The deal is backed by a $34 billion debt and equity commitment from the world’s richest person, Elon Musk. If Musk walks away from the deal, he could be liable for a breakup fee of $1 billion. However, this would be a small percentage of the total deal price and would still be far less than the savings from a lower price.
The tweets that went viral are likely to be the result of Elon Musk’s efforts. The former SpaceX and Tesla CEO has over 83.6 million followers. His tweets are frequently critical of the companies’ management and products. However, a recent SEC investigation into Musk’s business practices led to charges of securities fraud. Since then, Musk has been trying to get out of the settlement agreement.
Elon Musk’s share-based compensation
Elon Musk’s latest tweets hint that the company’s CEO will be able to make changes to the company’s business model. He plans to eliminate the salaries of Twitter’s board of directors, which could save the company $3 million annually. Twitter’s stock-based compensation for the 12 months ending Dec. 31, 2021, totaled $630 million, up 33% from 2020. Twitter’s share-based compensation is far lower than those of rival companies, including Facebook and Pinterest. However, Musk’s net worth is $246 billion, according to Forbes.
In addition, Musk is putting enormous demands on Twitter’s cash flow. Twitter faces debt servicing costs of $1.5 billion a year, which are likely to rise even further if he doesn’t pay his employees cash. Business Insider’s Linette Lopez estimates that Musk will have to pay Twitter employees $900 million this year. To see also : How to Delete a Suspended Twitter Account. That means he’s putting $2.5 billion of demands on Twitter’s cash flow, while the company doesn’t make much money. Moreover, its EBITDA for the past 12 months was only $547 million.
If Elon Musk reneges on the deal
The recent news that Elon Musk is considering selling his stake in Twitter to another company has sparked a lot of uncertainty in the stock market. The social media company is currently trading at about $54 per share and could fall to as low as $25 this week if Musk backs out of the deal. Read also : How to See How Many Accounts Blocked You on Twitter. Elon Musk has repeatedly denied any intentions of reneging on the deal and has vowed to continue operating as CEO.

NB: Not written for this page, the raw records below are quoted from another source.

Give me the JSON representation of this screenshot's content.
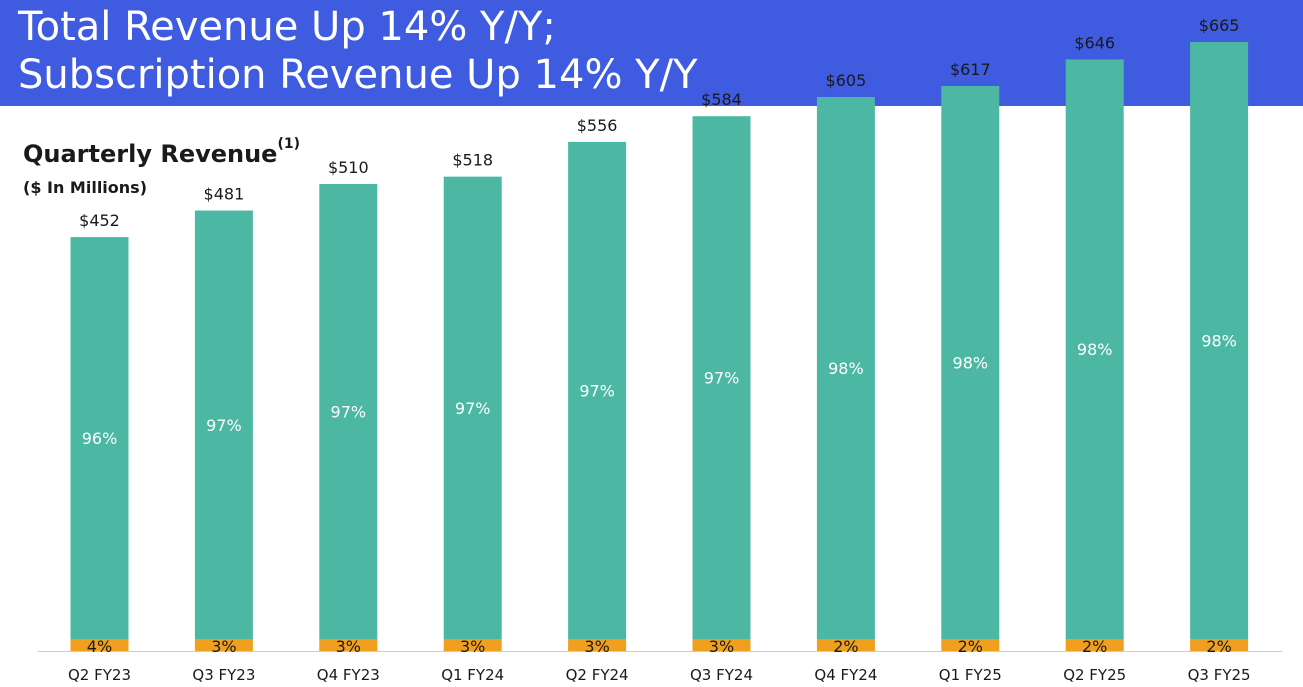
{
  "slide": {
    "title_line1": "Total Revenue Up 14% Y/Y;",
    "title_line2": "Subscription Revenue Up 14% Y/Y"
  },
  "colors": {
    "banner": "#3f5be0",
    "subscription": "#4cb8a3",
    "other": "#f0a01e",
    "axis": "#cccccc",
    "text": "#1a1a1a"
  },
  "chart_data": {
    "type": "bar",
    "stacked": true,
    "title": "Quarterly Revenue",
    "title_footnote": "(1)",
    "subtitle": "($ In Millions)",
    "categories": [
      "Q2 FY23",
      "Q3 FY23",
      "Q4 FY23",
      "Q1 FY24",
      "Q2 FY24",
      "Q3 FY24",
      "Q4 FY24",
      "Q1 FY25",
      "Q2 FY25",
      "Q3 FY25"
    ],
    "totals": [
      452,
      481,
      510,
      518,
      556,
      584,
      605,
      617,
      646,
      665
    ],
    "total_labels": [
      "$452",
      "$481",
      "$510",
      "$518",
      "$556",
      "$584",
      "$605",
      "$617",
      "$646",
      "$665"
    ],
    "series": [
      {
        "key": "subscription",
        "percent": [
          96,
          97,
          97,
          97,
          97,
          97,
          98,
          98,
          98,
          98
        ],
        "labels": [
          "96%",
          "97%",
          "97%",
          "97%",
          "97%",
          "97%",
          "98%",
          "98%",
          "98%",
          "98%"
        ]
      },
      {
        "key": "other",
        "percent": [
          4,
          3,
          3,
          3,
          3,
          3,
          2,
          2,
          2,
          2
        ],
        "labels": [
          "4%",
          "3%",
          "3%",
          "3%",
          "3%",
          "3%",
          "2%",
          "2%",
          "2%",
          "2%"
        ]
      }
    ],
    "ylim": [
      0,
      700
    ],
    "grid": false,
    "legend": "none"
  }
}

One option would be to sue the former CEO for breach of contract, and Twitter would owe the money to the old shareholders. Another possibility is that Musk could take Twitter to court and force it to fulfill the loan. The court may appoint a special representative to sue the banks. Then, Twitter stock would go down as Musk’s debts are paid off.
Should you invest in twitter stock
To buy Twitter shares, you’ll first need to create an account with an online brokerage. After registering, you can input the number of shares you want to purchase. This will initiate a purchase order. There are two types of buy orders: limit order and market order. Limit orders specify a certain price at which you can buy a specific number of shares. Once you’ve entered all of your information, click the buy button to create a Twitter stock position.
Investing in Twitter shares is not without risk. The company is trying to raise more money through a private placement, so you need to be ready to make a big risk. Twitter is a hot topic for the IPO, but it’s worth considering if you’re interested in the company’s growth. Currently, shares are trading for around $40 apiece. Some brokers allow you to invest in fractional shares, but not all. You should consider spreading your investment dollars over a variety of companies to protect your investments.